2 thoughts on “G is for Gender–Way Beyond Pink and Blue

  1. fascinating topic. I read an article recently — can’t remember where– that went through various suggestions about what made someone a woman — chromosomes hormones, genitals, how society treats you, what you’re into — dolls vs bbguns and concluded that the only thing that made sense was that you want to be a woman or that you think of yourself as a woman. I.e., it is entirely a matter of self-identification. I can see some value in that. But I do wonder what that comes down to: If someone says, “I am a woman” on this view, what is she saying if there is nothing else it means to be a woman? I mean what is the CONTENT of the self-description/desire. It just seems empty.

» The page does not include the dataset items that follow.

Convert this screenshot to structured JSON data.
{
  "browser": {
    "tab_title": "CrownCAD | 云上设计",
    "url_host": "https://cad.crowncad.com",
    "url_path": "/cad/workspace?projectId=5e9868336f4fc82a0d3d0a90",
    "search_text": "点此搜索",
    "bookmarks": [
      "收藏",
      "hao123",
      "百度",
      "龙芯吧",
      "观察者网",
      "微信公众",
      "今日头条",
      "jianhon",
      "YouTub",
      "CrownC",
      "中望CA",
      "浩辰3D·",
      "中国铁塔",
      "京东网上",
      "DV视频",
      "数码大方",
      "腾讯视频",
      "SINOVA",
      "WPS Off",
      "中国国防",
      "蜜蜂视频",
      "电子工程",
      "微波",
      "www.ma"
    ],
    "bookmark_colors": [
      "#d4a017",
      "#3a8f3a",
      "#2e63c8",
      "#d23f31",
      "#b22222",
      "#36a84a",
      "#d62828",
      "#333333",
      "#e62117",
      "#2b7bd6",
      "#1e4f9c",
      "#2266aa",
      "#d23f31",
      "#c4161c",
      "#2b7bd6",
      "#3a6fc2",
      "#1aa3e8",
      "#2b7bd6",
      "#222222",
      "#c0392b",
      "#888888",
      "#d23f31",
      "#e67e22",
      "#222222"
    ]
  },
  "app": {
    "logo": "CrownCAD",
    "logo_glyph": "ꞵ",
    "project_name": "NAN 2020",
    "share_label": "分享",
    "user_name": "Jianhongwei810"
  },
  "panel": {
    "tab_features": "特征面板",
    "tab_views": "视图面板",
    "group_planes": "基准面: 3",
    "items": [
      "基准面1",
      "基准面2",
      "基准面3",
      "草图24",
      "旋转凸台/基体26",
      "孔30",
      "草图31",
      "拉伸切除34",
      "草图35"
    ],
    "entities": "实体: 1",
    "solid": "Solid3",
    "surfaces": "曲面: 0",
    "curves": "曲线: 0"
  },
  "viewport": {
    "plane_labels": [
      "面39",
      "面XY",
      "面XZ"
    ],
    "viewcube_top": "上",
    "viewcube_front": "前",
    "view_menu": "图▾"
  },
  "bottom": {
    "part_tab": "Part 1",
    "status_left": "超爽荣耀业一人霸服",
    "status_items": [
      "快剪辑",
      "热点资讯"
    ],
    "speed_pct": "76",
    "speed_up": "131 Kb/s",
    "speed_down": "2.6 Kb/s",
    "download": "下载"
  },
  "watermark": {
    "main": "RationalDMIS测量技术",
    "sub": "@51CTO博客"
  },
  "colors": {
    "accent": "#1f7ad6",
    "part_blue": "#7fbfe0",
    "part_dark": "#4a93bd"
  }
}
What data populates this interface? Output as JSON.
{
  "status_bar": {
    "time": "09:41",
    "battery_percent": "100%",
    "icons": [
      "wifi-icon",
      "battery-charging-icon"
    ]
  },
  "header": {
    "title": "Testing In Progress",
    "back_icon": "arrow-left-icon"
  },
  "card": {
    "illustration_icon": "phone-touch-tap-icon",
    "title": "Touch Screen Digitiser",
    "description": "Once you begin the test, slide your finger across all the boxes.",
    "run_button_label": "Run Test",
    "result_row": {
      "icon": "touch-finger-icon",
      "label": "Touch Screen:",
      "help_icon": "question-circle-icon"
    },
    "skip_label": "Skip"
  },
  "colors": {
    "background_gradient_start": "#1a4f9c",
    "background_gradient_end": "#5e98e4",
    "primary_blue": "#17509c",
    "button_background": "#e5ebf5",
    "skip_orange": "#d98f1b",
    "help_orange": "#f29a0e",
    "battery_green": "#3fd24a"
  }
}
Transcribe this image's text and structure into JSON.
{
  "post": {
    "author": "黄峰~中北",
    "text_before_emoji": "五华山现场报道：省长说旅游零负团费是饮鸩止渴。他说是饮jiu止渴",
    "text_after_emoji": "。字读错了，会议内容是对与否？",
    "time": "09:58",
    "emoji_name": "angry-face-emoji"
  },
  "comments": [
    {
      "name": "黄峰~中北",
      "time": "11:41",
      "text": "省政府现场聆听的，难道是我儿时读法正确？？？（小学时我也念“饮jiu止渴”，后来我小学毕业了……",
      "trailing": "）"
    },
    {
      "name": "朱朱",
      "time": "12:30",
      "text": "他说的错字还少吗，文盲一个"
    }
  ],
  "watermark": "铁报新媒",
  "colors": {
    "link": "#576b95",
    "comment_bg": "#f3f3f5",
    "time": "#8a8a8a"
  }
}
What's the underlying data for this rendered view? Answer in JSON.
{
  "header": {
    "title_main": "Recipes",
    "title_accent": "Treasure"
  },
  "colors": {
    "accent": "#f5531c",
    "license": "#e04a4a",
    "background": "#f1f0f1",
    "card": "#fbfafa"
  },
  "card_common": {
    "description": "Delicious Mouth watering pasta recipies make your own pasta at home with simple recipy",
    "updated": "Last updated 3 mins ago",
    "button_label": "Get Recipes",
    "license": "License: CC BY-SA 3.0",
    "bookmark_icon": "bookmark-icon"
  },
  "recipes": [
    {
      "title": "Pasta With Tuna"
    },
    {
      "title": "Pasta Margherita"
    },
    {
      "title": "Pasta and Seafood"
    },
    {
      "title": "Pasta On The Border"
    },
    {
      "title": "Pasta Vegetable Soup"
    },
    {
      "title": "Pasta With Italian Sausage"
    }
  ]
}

Also — it seems to me that if this definition is correct, then someone could be identical to a Mike Tyson or a Mike Huckabee — in chromosomes, genitals, hormones, musculature, facial hair, attitudes, etc. and still count as a woman if they thought of themselves as a woman. This would be odd. It also seems to me that we care — not just about our own gender — but about the gender of people we interact with — e.g. I don’t want this Mike person (Michaela?) in my locker room (bathroom is maybe OK) nor do I want them competing against me in an athletic competition nor do I want them in my all-women therapy group meeting nor would I (if I were a lesbian) want to go on a blind date with them. Maybe this is just a sign of my old fogeyism.

    1. It’s so complex. At AWP last week, I went to a panel of queer writers (there were no panels of gay or lesbian writers) where all of the females identified as queer, but the male writers identified as gay. And someone on the panel said (I think I put this in my blog, but may have edited it out, not sure) that to be a self-identified lesbian is to be transphobic. Another conversation I had recently included a statement from someone (again, I forget who and where–definitely a sign of being old) who said that if a lesbian didn’t want to date a trans* person, the lesbian was being transphobic. Which is just ridiculous. I mean, what? We can’t chose who we date without being labeled a hater? I don’t date men, but I don’t hate them, I just don’t want to sleep with them. Choosing who to sleep with, can be, a political decision, I suppose, but that’s not what I want it to be for me. As far as locker rooms, etc. I don’t have as much an issue with that because I don’t think a trans* person is going to be there to look at me. Nor do I think a straight, cisgendered dude is going to pose as a transwoman just to get a glimpse inside the women’s locker room. In fact, it’s far more dangerous for a trans* person to use the restroom of their identified gender than it is for the cisgendered folks they might encounter there. A current Facebook meme puts it this way: there have been more GOP politicians doing illicit things in restrooms than trans* people. I think the bathroom thing is a red herring, a distraction from the real issue. The real issue (or one of them) is that we are a country full of people obsessed with what other people do sexually, reproductively, genderwise (genderly?) We want to moralize and legalize and outlaw and regulate other people because we have our own discomforts. We need to chill and accept that other people (generally) can make their own decisions about how to best live their lives. Which means, too, that while we should all be able to expect equal treatment regardless of our gender, orientation, religion, etc. we must respect everyone’s right to their own (nonviolent) views. Oh, I have a lot to say on this topic. I could write and write and write.